The study was supported by the Nuffield Foundation under Grant CPF/41513, the International AIDS Society through the CIPHER grant (155-Hod), the Clarendon-Green Templeton College Scholarship (ET), the Janssen Global Health Educational Grant Programme, and the Evidence for HIV Prevention in Southern Africa, a DFID programme managed by Mott MacDonald (MM/EHPSA/UCT/05150014). Analyses and writing were supported by UNICEF—we thank Anurita Bains, Tom Fenn and Patricia Lim Ah Ken for input and discussion. Additional support for LC was provided by the European Research Council (ERC) under the European Union’s Seventh Framework Programme (FP7/2007–2013)/ERC grant agreement n°313421 and the Philip Leverhulme Trust (PLP-2014-095).

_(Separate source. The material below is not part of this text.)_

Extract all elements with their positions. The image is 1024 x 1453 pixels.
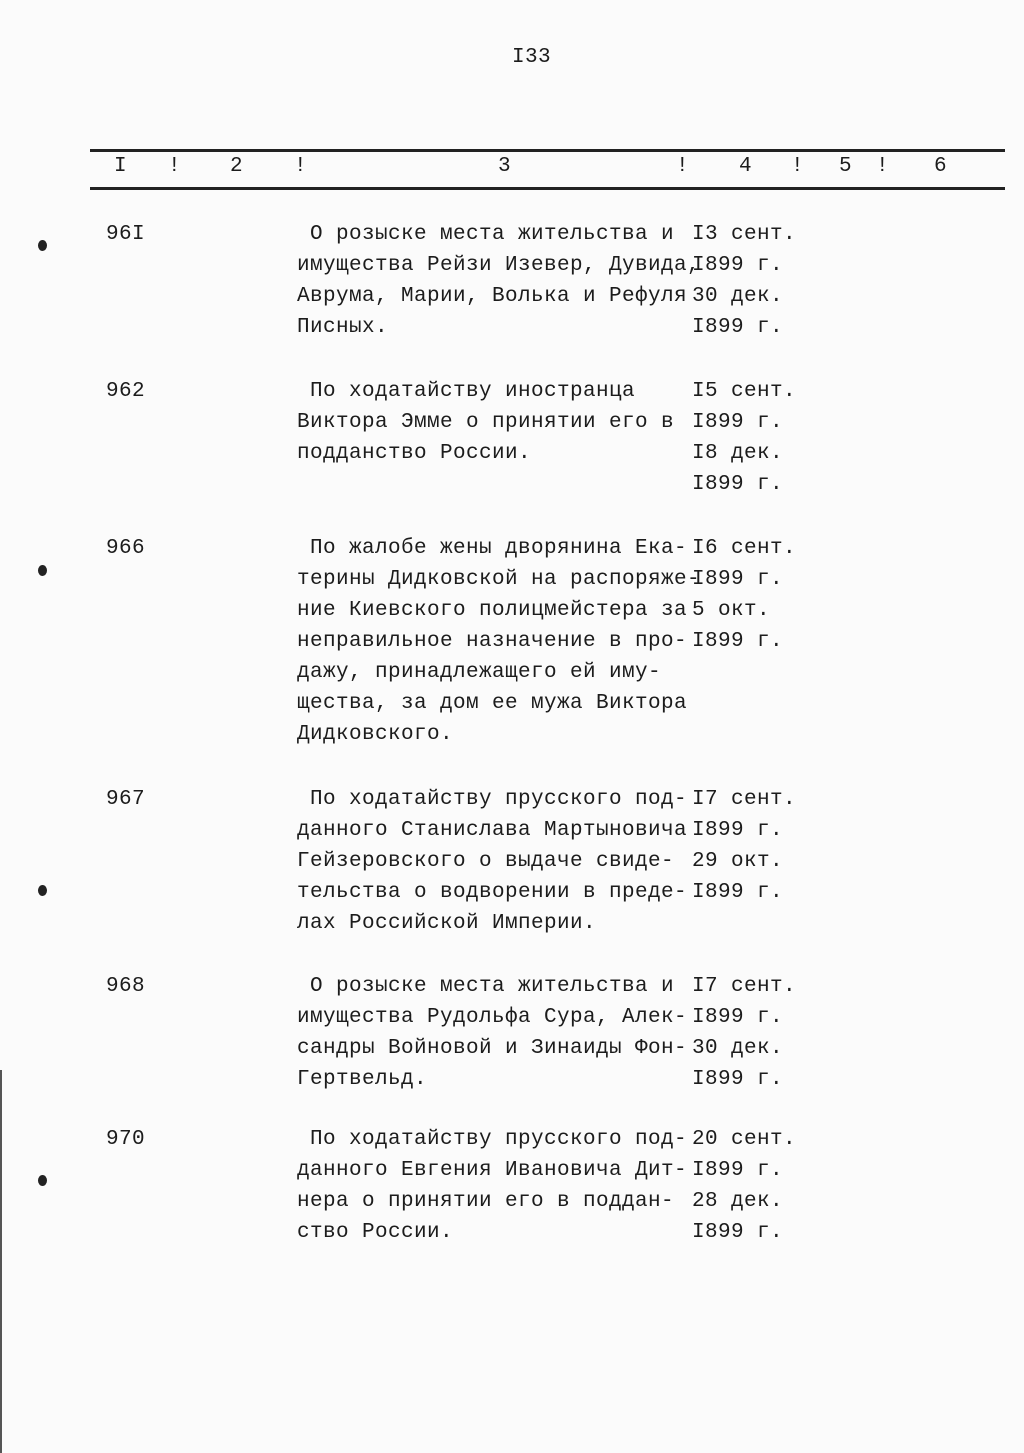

Compliance with Ethical Standards

Conflicts of interest

Elona Toska declares that they have no conflict of interest. Lucie Cluver declares that they have no conflict of interest. Mark Boyes declares that they have no conflict of interest. Maya Isaacsohn declares that they have no conflict of interest. Rebecca Hodes declares that they have no conflict of interest. Lorraine Sherr declares that they have no conflict of interest.

Informed Consent

Informed consent was obtained from all individual participants included in the study.

Research Involving Human Participants

All procedures performed in studies involving human participants were in accordance with the ethical standards of the institutional and/or national research committee and with the 1964 Helsinki declaration and its later amendments or comparable ethical standards.

Footnotes

Selected classifications

1.002: Condom use; 1.003: Community interventions; 1.009: Prevention policy; 4.001: Adolescents; 5.010: Southern Africa; 1.010: Risk behavior measurement; 1.011: Risk correlates and predictors.